While I am fairly familiar with reverse engineering at a high level, I can't say I understand all the specifics of how the original scanned points need to be used and how long they must persist or be accessible. I mention this because one discussion that came up related to your questions was that since we have done some work to handle surfaces, would itbe possible for you to fit a surface through the points and then import the surface rather than the points. We suspect we will be much more efficient with that workflow, although it may not be what the user wants or needs. Fitting the surface would likely mean some level of approximation that might not be sufficient for certain applications.

Here is a quick question: is it mandatory that the original complete set of scanned points be stored in the database, be accissible to the user and remain so permanently?

There may be some simple UI tweaks that would speed up the slow down you are seeing, but I suspect there are some aspects of our database and display pipeline that are not optimized for this sort of data.

Either way, we need ot understand precisely the use cases and functionality that are necessary to really support a production reverse engineering application. Can you help us with that?

-Greg
 

deelip

Member


"is it mandatory that the original complete set of scanned points be stored in the database, be accissible to the user and remain so permanently?"

No, its not mandatory. But it is certainly helpful for the end user to specify a decent input to the surfacing algorithm. Here is the problem. Our surfacing algorithm needs two inputs from the end user:

1) The number of rows and columns (basically the number of U & V Iso Curves). The shape of the resulting surface depends largely on this.
2) The drape direction (basically a vector which points in the direction that the surface will be draped on the point cloud).

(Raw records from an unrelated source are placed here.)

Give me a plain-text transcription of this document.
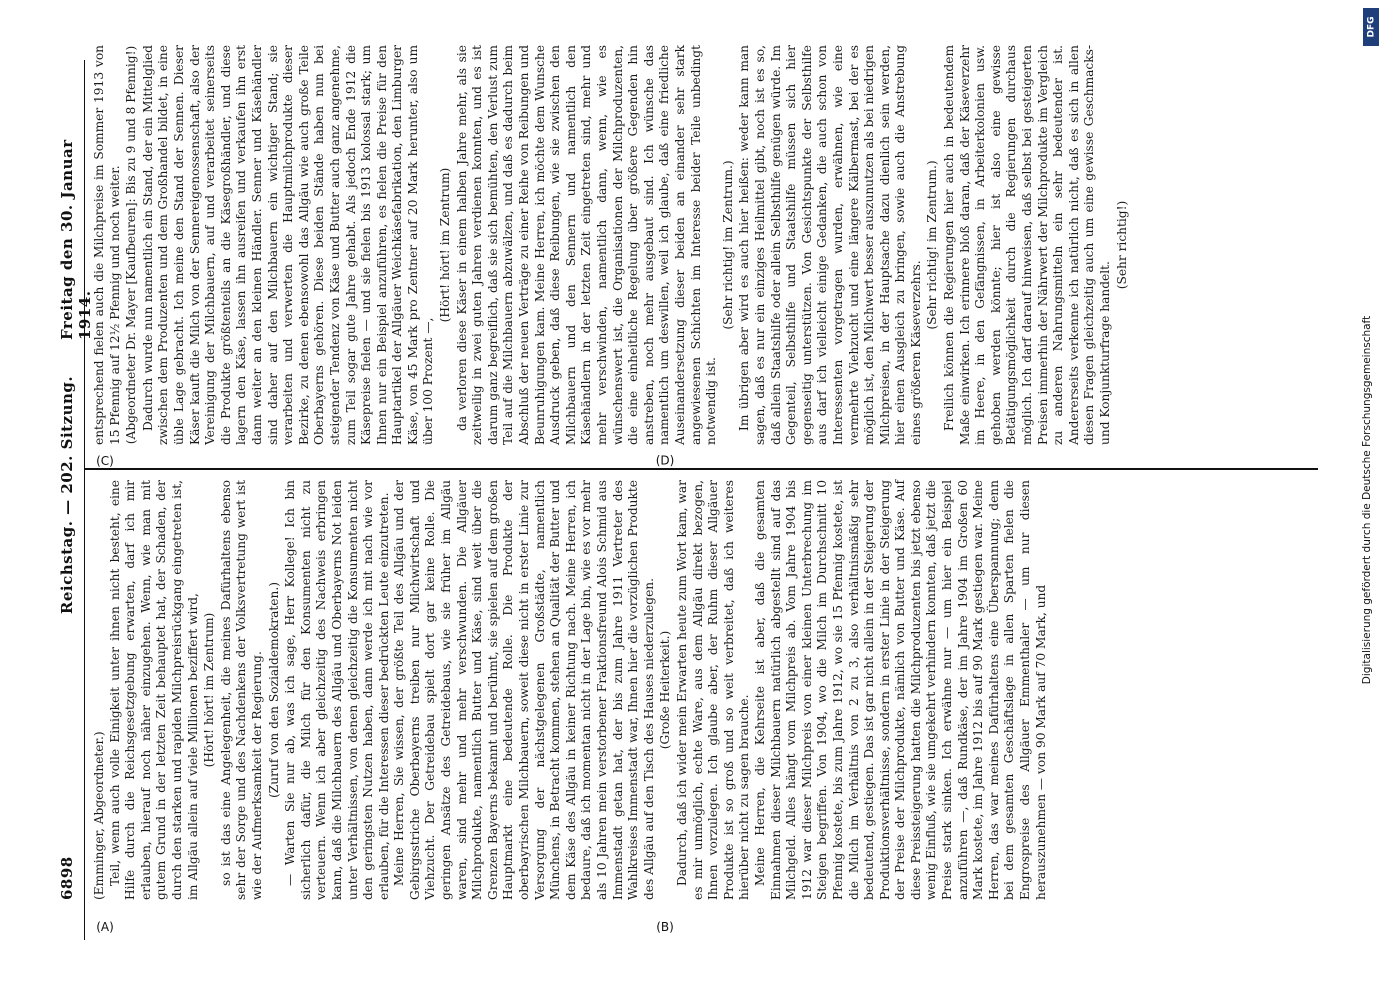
6898
Reichstag. — 202. Sitzung.
Freitag den 30. Januar 1914.
(A)	(B)
(C)	(D)

(Emminger, Abgeordneter.) Teil, wenn auch volle Einigkeit unter ihnen nicht besteht, eine Hilfe durch die Reichsgesetzgebung erwarten, darf ich mir erlauben, hierauf noch näher einzugehen. Wenn, wie man mit gutem Grund in der letzten Zeit behauptet hat, der Schaden, der durch den starken und rapiden Milchpreisrückgang eingetreten ist, im Allgäu allein auf viele Millionen beziffert wird, (Hört! hört! im Zentrum) so ist das eine Angelegenheit, die meines Dafürhaltens ebenso sehr der Sorge und des Nachdenkens der Volksvertretung wert ist wie der Aufmerksamkeit der Regierung. (Zuruf von den Sozialdemokraten.) — Warten Sie nur ab, was ich sage, Herr Kollege! Ich bin sicherlich dafür, die Milch für den Konsumenten nicht zu verteuern. Wenn ich aber gleichzeitig des Nachweis erbringen kann, daß die Milchbauern des Allgäu und Oberbayerns Not leiden unter Verhältnissen, von denen gleichzeitig die Konsumenten nicht den geringsten Nutzen haben, dann werde ich mit nach wie vor erlauben, für die Interessen dieser bedrückten Leute einzutreten. Meine Herren, Sie wissen, der größte Teil des Allgäu und der Gebirgsstriche Oberbayerns treiben nur Milchwirtschaft und Viehzucht. Der Getreidebau spielt dort gar keine Rolle. Die geringen Ansätze des Getreidebaus, wie sie früher im Allgäu waren, sind mehr und mehr verschwunden. Die Allgäuer Milchprodukte, namentlich Butter und Käse, sind weit über die Grenzen Bayerns bekannt und berühmt, sie spielen auf dem großen Hauptmarkt eine bedeutende Rolle. Die Produkte der oberbayrischen Milchbauern, soweit diese nicht in erster Linie zur Versorgung der nächstgelegenen Großstädte, namentlich Münchens, in Betracht kommen, stehen an Qualität der Butter und dem Käse des Allgäu in keiner Richtung nach. Meine Herren, ich bedaure, daß ich momentan nicht in der Lage bin, wie es vor mehr als 10 Jahren mein verstorbener Fraktionsfreund Alois Schmid aus Immenstadt getan hat, der bis zum Jahre 1911 Vertreter des Wahlkreises Immenstadt war, Ihnen hier die vorzüglichen Produkte des Allgäu auf den Tisch des Hauses niederzulegen. (Große Heiterkeit.) Dadurch, daß ich wider mein Erwarten heute zum Wort kam, war es mir unmöglich, echte Ware, aus dem Allgäu direkt bezogen, Ihnen vorzulegen. Ich glaube aber, der Ruhm dieser Allgäuer Produkte ist so groß und so weit verbreitet, daß ich weiteres hierüber nicht zu sagen brauche. Meine Herren, die Kehrseite ist aber, daß die gesamten Einnahmen dieser Milchbauern natürlich abgestellt sind auf das Milchgeld. Alles hängt vom Milchpreis ab. Vom Jahre 1904 bis 1912 war dieser Milchpreis von einer kleinen Unterbrechung im Steigen begriffen. Von 1904, wo die Milch im Durchschnitt 10 Pfennig kostete, bis zum Jahre 1912, wo sie 15 Pfennig kostete, ist die Milch im Verhältnis von 2 zu 3, also verhältnismäßig sehr bedeutend, gestiegen. Das ist gar nicht allein in der Steigerung der Produktionsverhältnisse, sondern in erster Linie in der Steigerung der Preise der Milchprodukte, nämlich von Butter und Käse. Auf diese Preissteigerung hatten die Milchproduzenten bis jetzt ebenso wenig Einfluß, wie sie umgekehrt verhindern konnten, daß jetzt die Preise stark sinken. Ich erwähne nur — um hier ein Beispiel anzuführen —, daß Rundkäse, der im Jahre 1904 im Großen 60 Mark kostete, im Jahre 1912 bis auf 90 Mark gestiegen war. Meine Herren, das war meines Dafürhaltens eine Überspannung; denn bei dem gesamten Geschäftslage in allen Sparten fielen die Engrospreise des Allgäuer Emmenthaler — um nur diesen herauszunehmen — von 90 Mark auf 70 Mark, und

entsprechend fielen auch die Milchpreise im Sommer 1913 von 15 Pfennig auf 12½ Pfennig und noch weiter. (Abgeordneter Dr. Mayer [Kaufbeuren]: Bis zu 9 und 8 Pfennig!) Dadurch wurde nun namentlich ein Stand, der ein Mittelglied zwischen dem Produzenten und dem Großhandel bildet, in eine üble Lage gebracht. Ich meine den Stand der Sennen. Dieser Käser kauft die Milch von der Sennereigenossenschaft, also der Vereinigung der Milchbauern, auf und verarbeitet seinerseits die Produkte größtenteils an die Käsegroßhändler, und diese lagern den Käse, lassen ihn ausreifen und verkaufen ihn erst dann weiter an den kleinen Händler. Senner und Käsehändler sind daher auf den Milchbauern ein wichtiger Stand; sie verarbeiten und verwerten die Hauptmilchprodukte dieser Bezirke, zu denen ebensowohl das Allgäu wie auch große Teile Oberbayerns gehören. Diese beiden Stände haben nun bei steigender Tendenz von Käse und Butter auch ganz angenehme, zum Teil sogar gute Jahre gehabt. Als jedoch Ende 1912 die Käsepreise fielen — und sie fielen bis 1913 kolossal stark; um Ihnen nur ein Beispiel anzuführen, es fielen die Preise für den Hauptartikel der Allgäuer Weichkäsefabrikation, den Limburger Käse, von 45 Mark pro Zentner auf 20 Mark herunter, also um über 100 Prozent —,

(Hört! hört! im Zentrum) da verloren diese Käser in einem halben Jahre mehr, als sie zeitweilig in zwei guten Jahren verdienen konnten, und es ist darum ganz begreiflich, daß sie sich bemühten, den Verlust zum Teil auf die Milchbauern abzuwälzen, und daß es dadurch beim Abschluß der neuen Verträge zu einer Reihe von Reibungen und Beunruhigungen kam. Meine Herren, ich möchte dem Wunsche Ausdruck geben, daß diese Reibungen, wie sie zwischen den Milchbauern und den Sennern und namentlich den Käsehändlern in der letzten Zeit eingetreten sind, mehr und mehr verschwinden, namentlich dann, wenn, wie es wünschenswert ist, die Organisationen der Milchproduzenten, die eine einheitliche Regelung über größere Gegenden hin anstreben, noch mehr ausgebaut sind. Ich wünsche das namentlich um deswillen, weil ich glaube, daß eine friedliche Auseinandersetzung dieser beiden an einander sehr stark angewiesenen Schichten im Interesse beider Teile unbedingt notwendig ist.

(Sehr richtig! im Zentrum.) Im übrigen aber wird es auch hier heißen: weder kann man sagen, daß es nur ein einziges Heilmittel gibt, noch ist es so, daß allein Staatshilfe oder allein Selbsthilfe genügen würde. Im Gegenteil, Selbsthilfe und Staatshilfe müssen sich hier gegenseitig unterstützen. Von Gesichtspunkte der Selbsthilfe aus darf ich vielleicht einige Gedanken, die auch schon von Interessenten vorgetragen wurden, erwähnen, wie eine vermehrte Viehzucht und eine längere Kälbermast, bei der es möglich ist, den Milchwert besser auszunutzen als bei niedrigen Milchpreisen, in der Hauptsache dazu dienlich sein werden, hier einen Ausgleich zu bringen, sowie auch die Anstrebung eines größeren Käseverzehrs.

(Sehr richtig! im Zentrum.) Freilich können die Regierungen hier auch in bedeutendem Maße einwirken. Ich erinnere bloß daran, daß der Käseverzehr im Heere, in den Gefängnissen, in Arbeiterkolonien usw. gehoben werden könnte; hier ist also eine gewisse Betätigungsmöglichkeit durch die Regierungen durchaus möglich. Ich darf darauf hinweisen, daß selbst bei gesteigerten Preisen immerhin der Nährwert der Milchprodukte im Vergleich zu anderen Nahrungsmitteln ein sehr bedeutender ist. Andererseits verkenne ich natürlich nicht, daß es sich in allen diesen Fragen gleichzeitig auch um eine gewisse Geschmacks- und Konjunkturfrage handelt.

(Sehr richtig!)

Digitalisierung gefördert durch die Deutsche Forschungsgemeinschaft
DFG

For both these inputs the user needs to be able to view the point cloud to make an informed decision. Technically, we can ask him to specify a text file containing the points, the number of rows/columns and the drape direction vector, all this in a simple dialog box and ask him to click Ok. But without seeing the point cloud and judging how it is oriented in 3D space or how dense/sparse it is, he will only frustrate himself with a lot of trial and error, and eventually end up wasting a lot of his time.
 

Ralf

Alibre Super User


Why something invent what was developed by others and sold for a good price?

DAVID-Shapefusion
http://www.david-laserscanner.com/

This solution is very good and can be well used with a surfaces Mod.:
Moi3D & Rhino. ->*.obj

Surface processing is for surfaces processing software.

- Ralf

Btw.: Better advertisement for your products: 50% discount
for your "Sycode Tools"... :wink:
 

deelip

Member


"Why something invent what was developed by others and sold for a good price?"

Because Alibre Design users have noticed our Point Cloud range of products and have asked us for a similar reverse engineering add-on for Alibre Design.